Here is an interesting approach to building software – www.softwarebynumbers.org developed by a team of two with a strong background in the technology industry and academia.

The IFM model tags financial benefits/returns to each major feature proposed for the software. At a fundamental level, it looks at software development as a value creation process which is how entrepreneurs tend to think about businesses at a macro level. An MMF, or minimal marketable feature, is the fundamental measure of software value employed by IFM.

MMFs are discrete units of value creation mapped to specific software features. They are the basic elements of an IFM development sequence. Net Present Value (NPV) is used as the measure as opposed to the usual suspect i.e. ROI. This model is not meant to be a substitute to established models such as Agile or iterative. In fact, the authors intended to strengthen such methodologies by introducing the financial aspect.

A quick description of NPV below (to jog your memory, just in case):

NPV: This is the net result of a multiyear investment expressed in today’s dollars. It recognizes that you would prefer to have $1.00 today to having $1.00 a year from now. If you earn 10% interest on your money, $1.00 today will be worth $1.10 a year from now. Or, the NPV of $1.10 one year hence is $1.00.

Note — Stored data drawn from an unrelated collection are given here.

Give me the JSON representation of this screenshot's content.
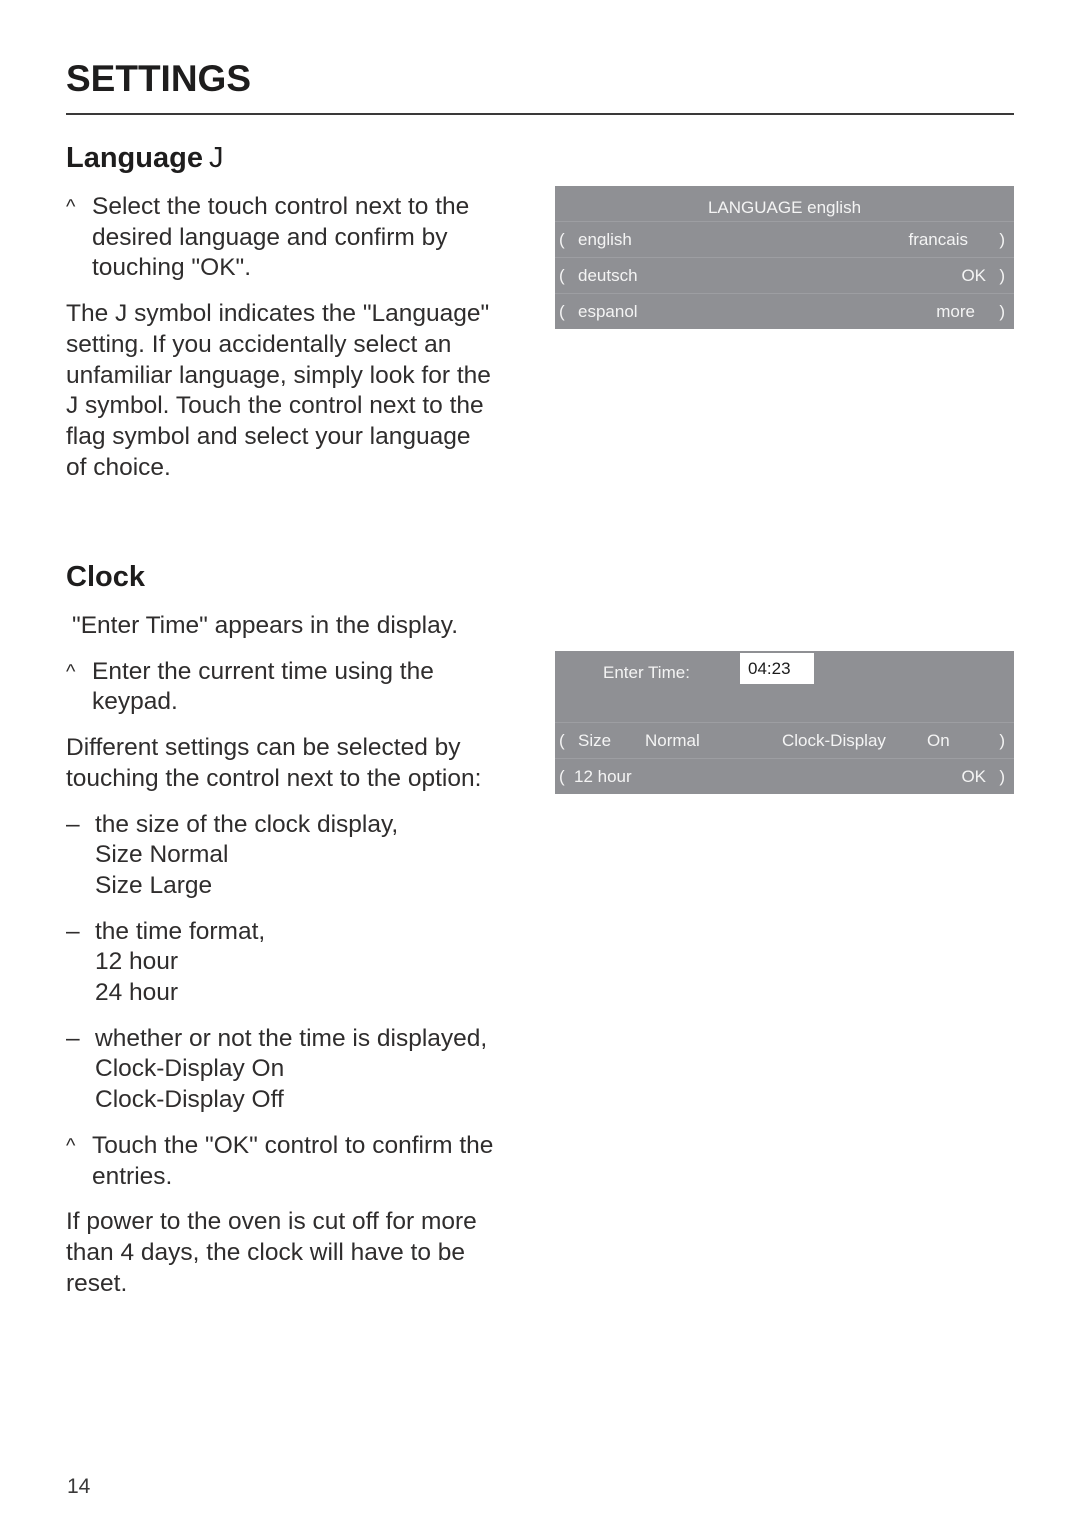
{
  "page": {
    "title": "SETTINGS",
    "page_number": "14"
  },
  "language_section": {
    "heading": "Language",
    "symbol": "J",
    "steps": [
      {
        "bullet": "^",
        "lines": [
          "Select the touch control next to the",
          "desired language and confirm by",
          "touching \"OK\"."
        ]
      }
    ],
    "paragraph_lines": [
      "The J  symbol indicates the \"Language\"",
      "setting. If you accidentally select an",
      "unfamiliar language, simply look for the",
      "J  symbol. Touch the control next to the",
      "flag symbol and select your language",
      "of choice."
    ],
    "display": {
      "header": "LANGUAGE english",
      "paren_left": "(",
      "paren_right": ")",
      "rows": [
        {
          "left": "english",
          "right": "francais"
        },
        {
          "left": "deutsch",
          "right": "OK"
        },
        {
          "left": "espanol",
          "right": "more"
        }
      ],
      "background": "#8f9094"
    }
  },
  "clock_section": {
    "heading": "Clock",
    "intro": "\"Enter Time\" appears in the display.",
    "step1": {
      "bullet": "^",
      "lines": [
        "Enter the current time using the",
        "keypad."
      ]
    },
    "options_intro_lines": [
      "Different settings can be selected by",
      "touching the control next to the option:"
    ],
    "options": [
      {
        "dash": "–",
        "label": "the size of the clock display,",
        "values": [
          "Size Normal",
          "Size Large"
        ]
      },
      {
        "dash": "–",
        "label": "the time format,",
        "values": [
          "12 hour",
          "24 hour"
        ]
      },
      {
        "dash": "–",
        "label": "whether or not the time is displayed,",
        "values": [
          "Clock-Display On",
          "Clock-Display Off"
        ]
      }
    ],
    "step2": {
      "bullet": "^",
      "lines": [
        "Touch the \"OK\" control to confirm the",
        "entries."
      ]
    },
    "note_lines": [
      "If power to the oven is cut off for more",
      "than 4 days, the clock will have to be",
      "reset."
    ],
    "display": {
      "enter_time_label": "Enter Time:",
      "time_value": "04:23",
      "paren_left": "(",
      "paren_right": ")",
      "row1": {
        "size_label": "Size",
        "size_value": "Normal",
        "clock_display_label": "Clock-Display",
        "clock_display_value": "On"
      },
      "row2": {
        "format": "12 hour",
        "ok": "OK"
      },
      "background": "#8f9094"
    }
  }
}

By considering the time value of money, it allows consideration of such things as cost of capital, interest rates and investment opportunity costs. It’s especially appropriate for long-term projects. But NPV doesn’t compare absolute levels of investment. It looks at cash flows, not at P&L – the way accounting systems do. Computing NPV requires use of a discount rate equal to some minimum desired rate of return. Determining that percentage may be the tricky part. In general, many IT projects use NPV only for large investments (eg:>$500k) as the process is complex and cumbersome.

ROI: Expected income divided by the amount originally invested

IFM is not new – it’s been around for about 4 years now. While IFM seems rational on paper, I wonder if it is feasible to do something like this in reality. There are several intangibles involved in an IT investment and those cannot be easily accounted for in such calculations. Long-term discipline in planning and execution is required for such initiatives. But at the very least, such calculations will trigger discussions within the product team and lead to evaluation and brainstorming of multiple ideas and options (apart from the heated arguments, fights etc).

At sunset (as against ‘at the end of the day’:) ), every decision-maker knows that data and numbers are attempts at rationalization of man’s intuitions and gut-feel decisions. That may be the single biggest reason why this model will never gain large scale adoption. What do you think?